2 Comments on "Public Safety Advocate: UK Public-Safety Broadband Network Update"

  1. Jim Couprie, P. Eng. | September 24, 2020 at 2:02 pm | Reply

    Like most systems of this size and complexity, the politicians and IT folks usually responsible for the project don’t recognize that implementation will take about ten years. I was Project Engineer on the Alberta First Responders Radio Communication System, a P25 voice only sytem with close to 400 sites. When I was hired in 2006 the target for completion was 2010. When I retired in 2013 construction was nearing 50%, and it was activated in July 2016.

  2. James Stefano, Jr. | October 28, 2020 at 1:29 am | Reply

    This is one of the best Advocate columns I’ve read, I bet even some of the UK folks have a better picture of their own situation :). You touch on a lot of hot and very critical topics that broadband PTT over LTE users could face anywhere, particularly when it comes to off network. Many times we forget that the cellular networks can be prone to outages and not everyone has a multi sim device, so we will still need LMR as a backup even for cellular dead spots, not just for off-network.
    With such heavy reliance on cellular networks today it can also become an Achilles heel in time of domestic terrorism or foreign invasion.
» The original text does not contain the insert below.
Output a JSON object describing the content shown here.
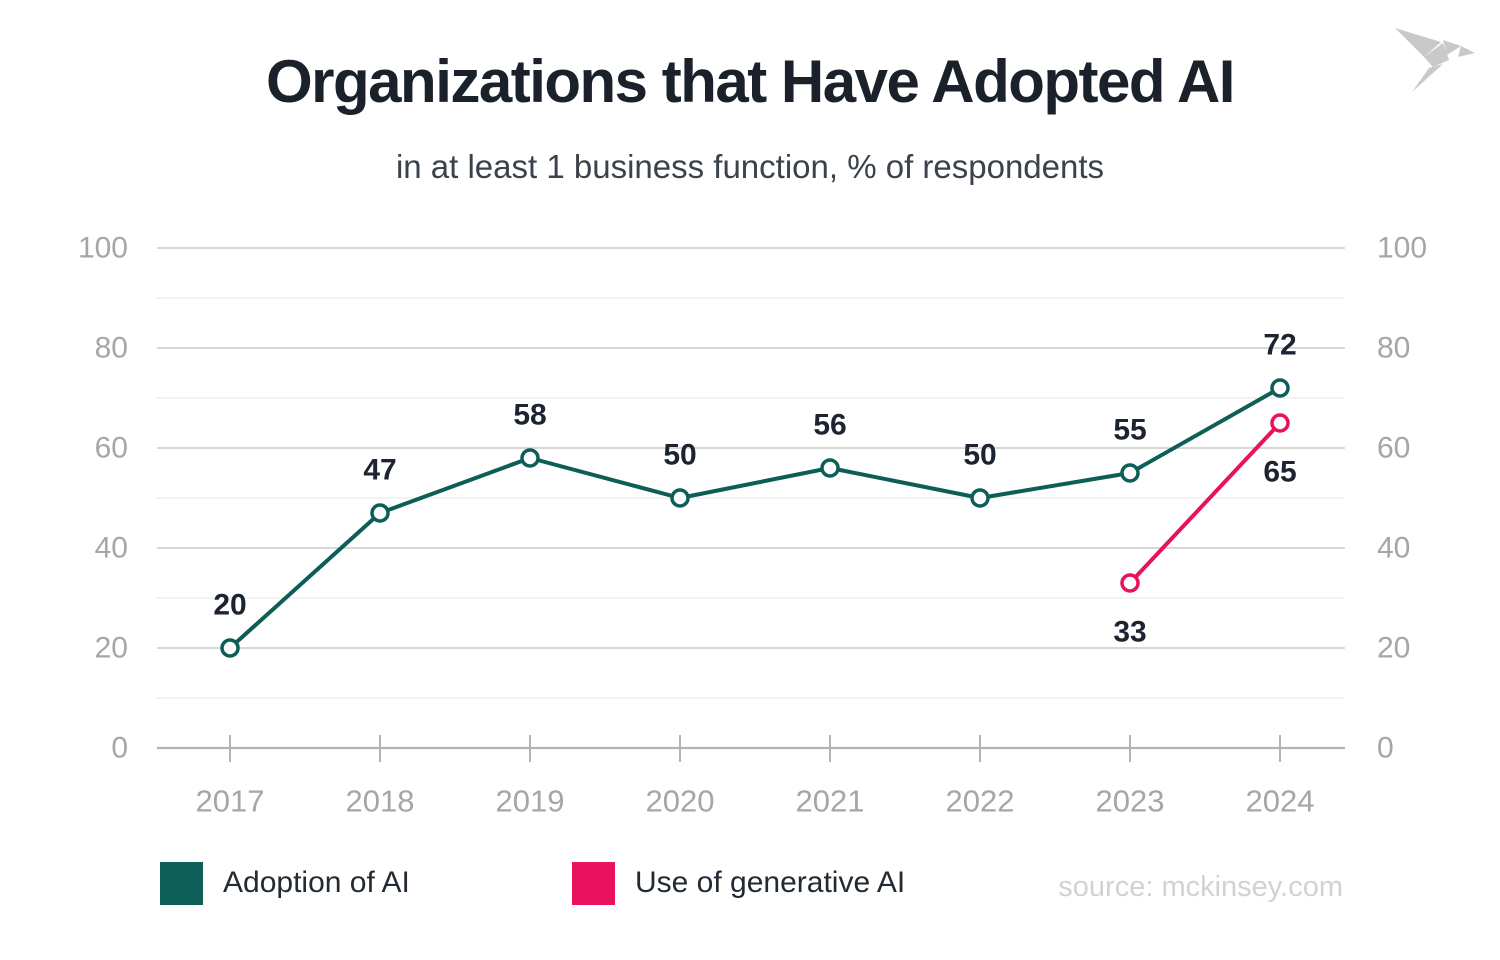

One foreign adversary I recently learned has 9000 jamming devices ready to deploy anywhere they can drop them, to take a network down including their own. The major vendors now make multi-network LMR/LTE/Wi-Fi portable and mobile radios and I believe this will become the norm so they can work anywhere day-to-day. Now we just need a nationwide virtual PSBN that can roam over millions of Wi-Fi hotspots nationwide (like we currently have for Universities) with financial incentives for every homeowner and business to allow First Responders to roam on to their Wi-Fi. In-building coverage solved for the “most part”.
    Again, Interoperability is a priority for First Responders. There needs to be a national plan for Talk Groups at every county level along with a national standard for Radio IDs and user aliases. The Interoperability TG’s need to be established on the IP side for apps then interconnected with current Interoperable radio channels (across all the bands). This stuff just has to work ad-hoc on-the-fly as roamers come on to the scene. This exists today within many PoC apps out there by just dragging a circle on the app’s map and everyone is connected within it. Now it has to happen between vendors, on a national scale, but again the TG’s have to be planned and established first. NPSTC is looking at some of this.
    These IP Interoperability gateways should be cloud based over the Internet and really need to be network agnostic in order to work anywhere, which includes cellular (multi-carrier SIMS), WANS, LANS, WiFi and now satellite as LEOs are being deployed by the dozens monthly, until the earth is blanketed with thousands.
    Lastly we need to discuss a very critical issue you mentioned regarding bandwidth capacity within a single cell cell site. This actually goes beyond public safety users to general users crowding into any area, particularly in rural areas during peak times like holidays. I’ve been on FirstNet for over three years and even with Priority and Pre-emption I’ve seen the network come to a crawl every 4th of July at the lake here. The first two years it became unusable. This year they added Band 14 which was a little better. I had to manually log in to the console and elevate our devices for the entire holiday weekend. I still only saw 1/4 the speeds we normally see with latency and jitter suffering. More than adequate for PoC traffic which was critical! However maps and weather were slow and video was hit or miss. The only way around this is 5G with more bandwidth available per user through all the different methods they deploy. You just can’t fight physics.